Obstructive and Central Sleep Apnea Treatment (for Kentucky Only)
Medical policy governing non-surgical and surgical treatment options for obstructive and central sleep apnea for UnitedHealthcare members in Kentucky, including coverage stance for devices, oral appliances, and select surgical procedures.
Revised list of unproven and not medically necessary items/devices; added 'advanced lightweight functional appliances (ALF)'.
For implantable hypoglossal nerve stimulation (adult, FDA‑approved device) added requirement that PAP therapy resulted in no therapeutic efficacy or patient refusal or intolerance.
For implantable hypoglossal nerve stimulation (adult) removed prior requirement for failure of adequate trial of CPAP therapy and failure of adequate trial of oral appliance therapy, and lowered minimum attended polysomnography AHI from ≥20 to ≥15 (AHI ≥15 and ≤100).

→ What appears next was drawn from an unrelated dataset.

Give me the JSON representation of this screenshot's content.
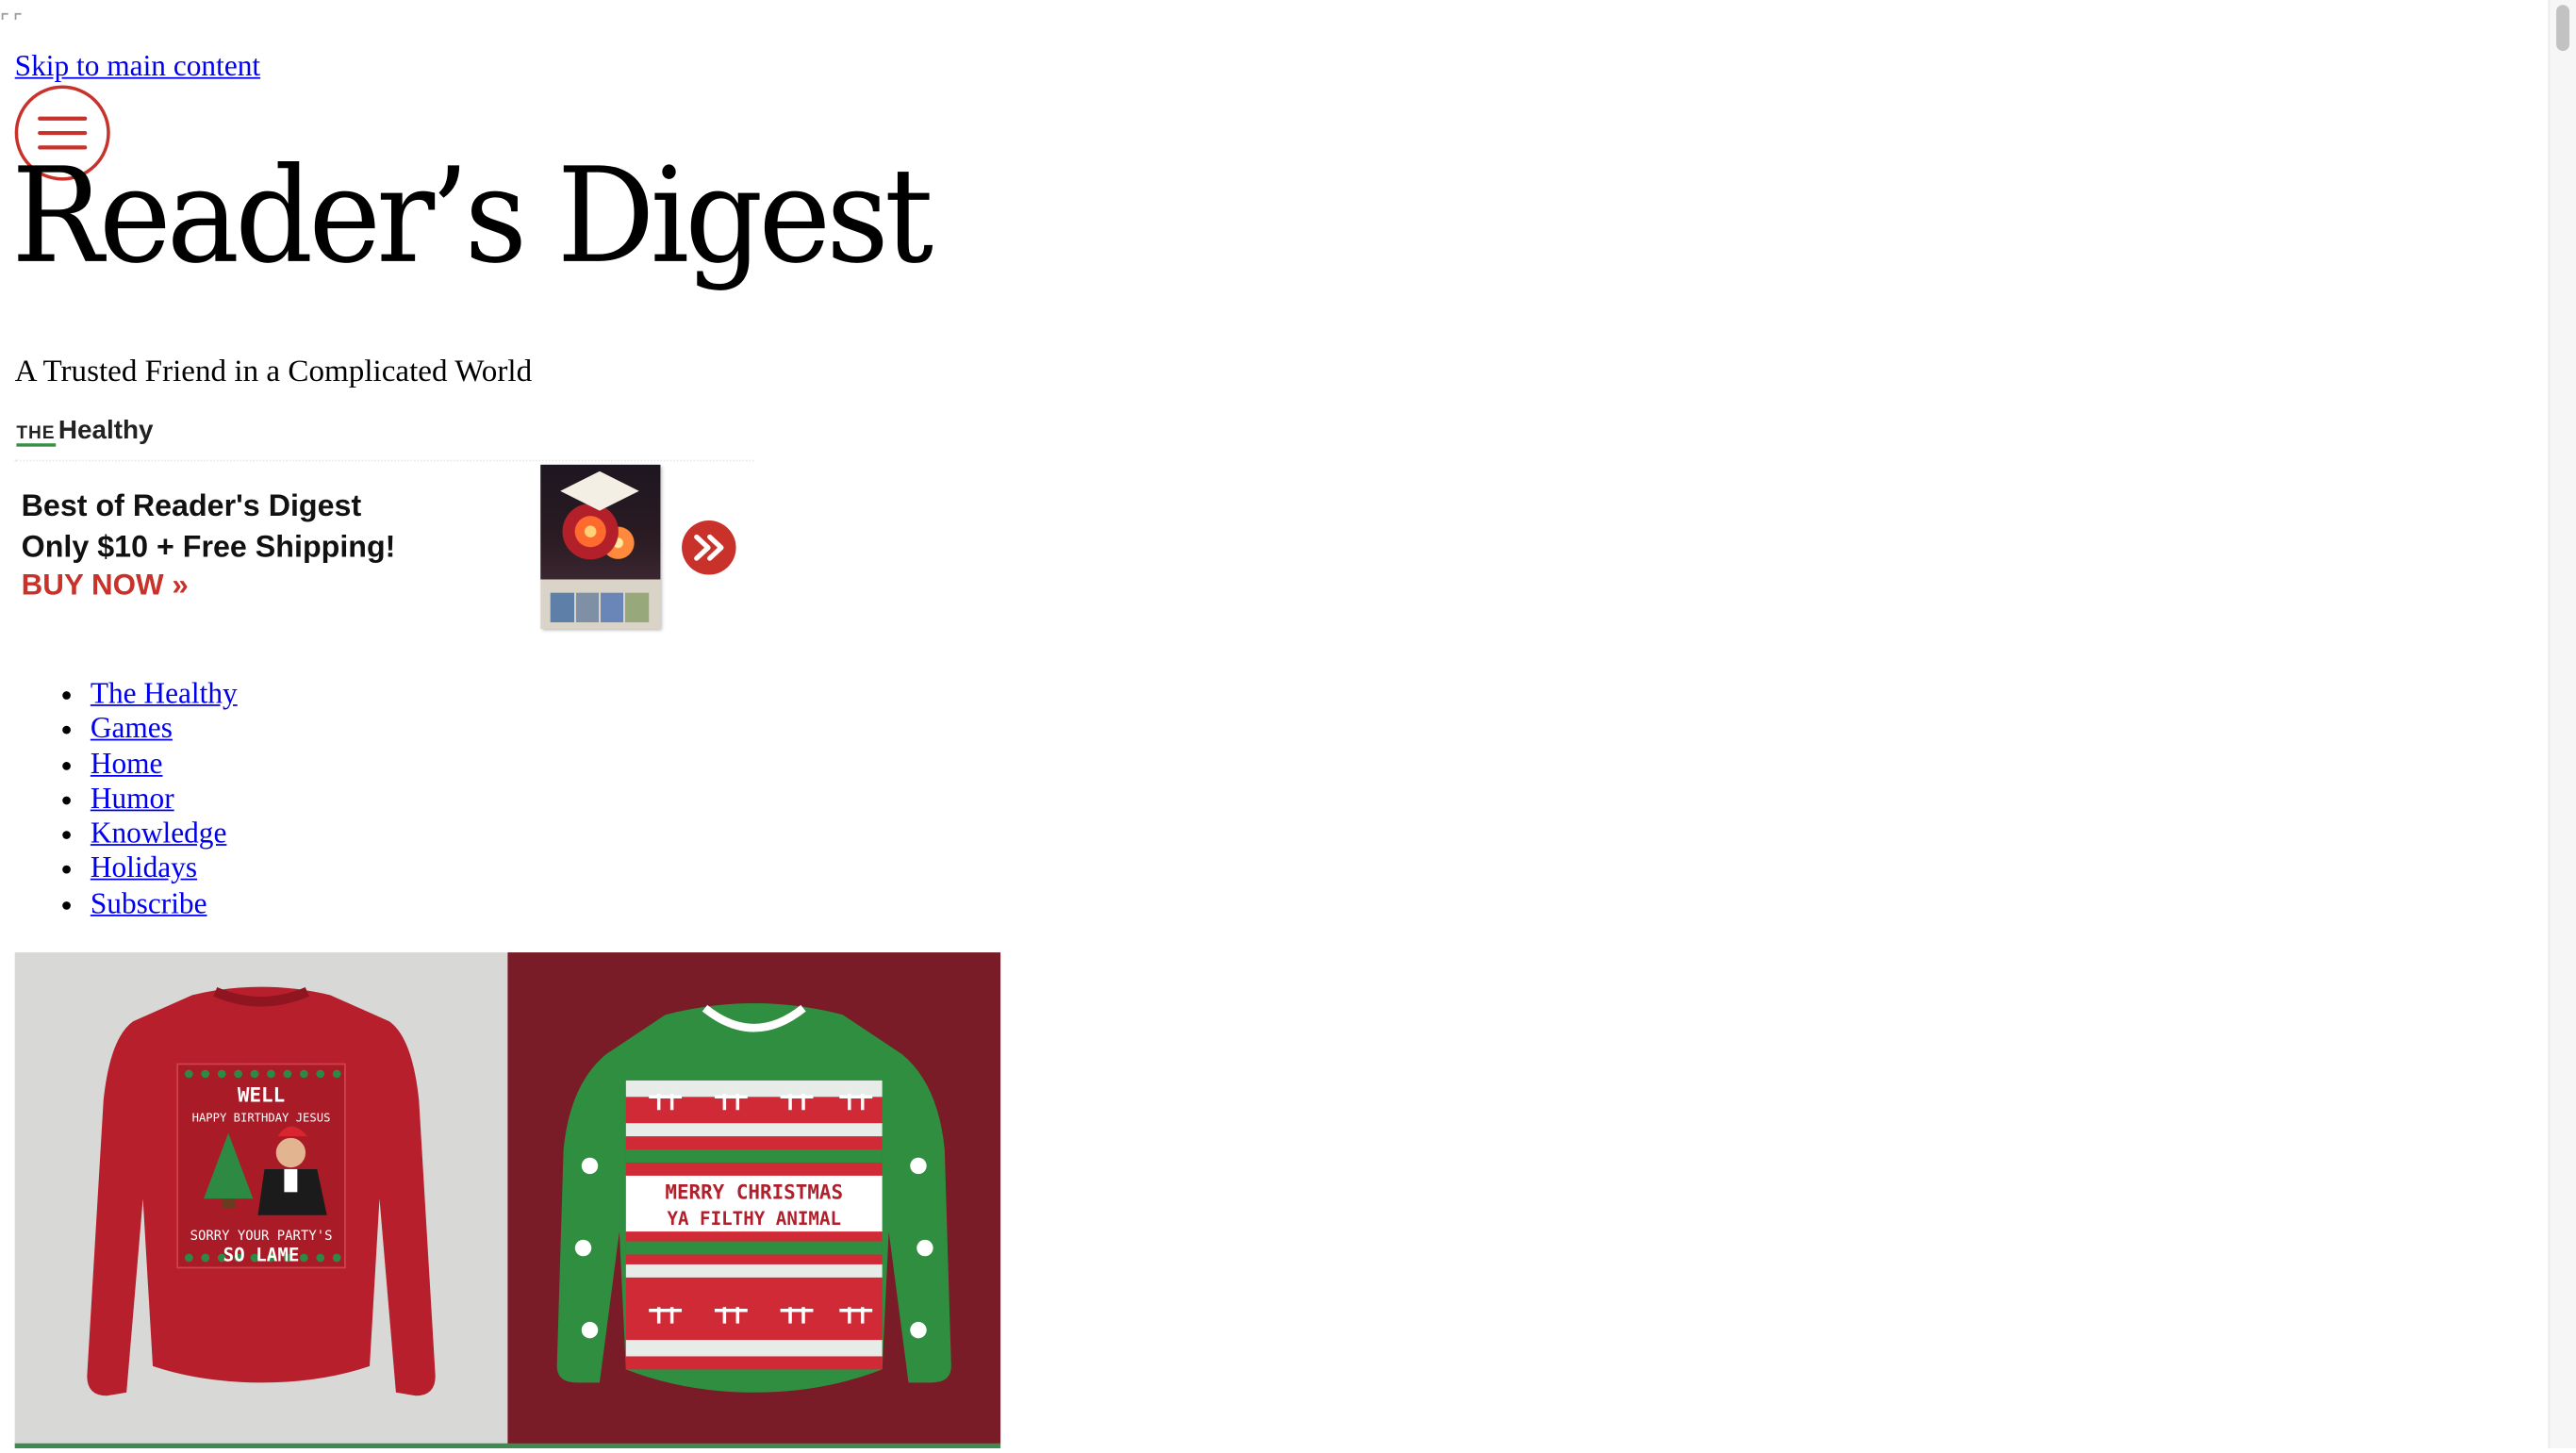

For adolescents (10–18 years) with Down syndrome receiving implantable hypoglossal nerve stimulation, added requirement for confirmed failure or intolerance of PAP therapy despite attempts to improve compliance and removed prior documentation requirement when patient refused CPAP.
Updated notation that dental services (e.g., D9947, D9948, and D9949) are generally excluded from coverage under the medical plan.
Archived previous policy version CS116KY.14.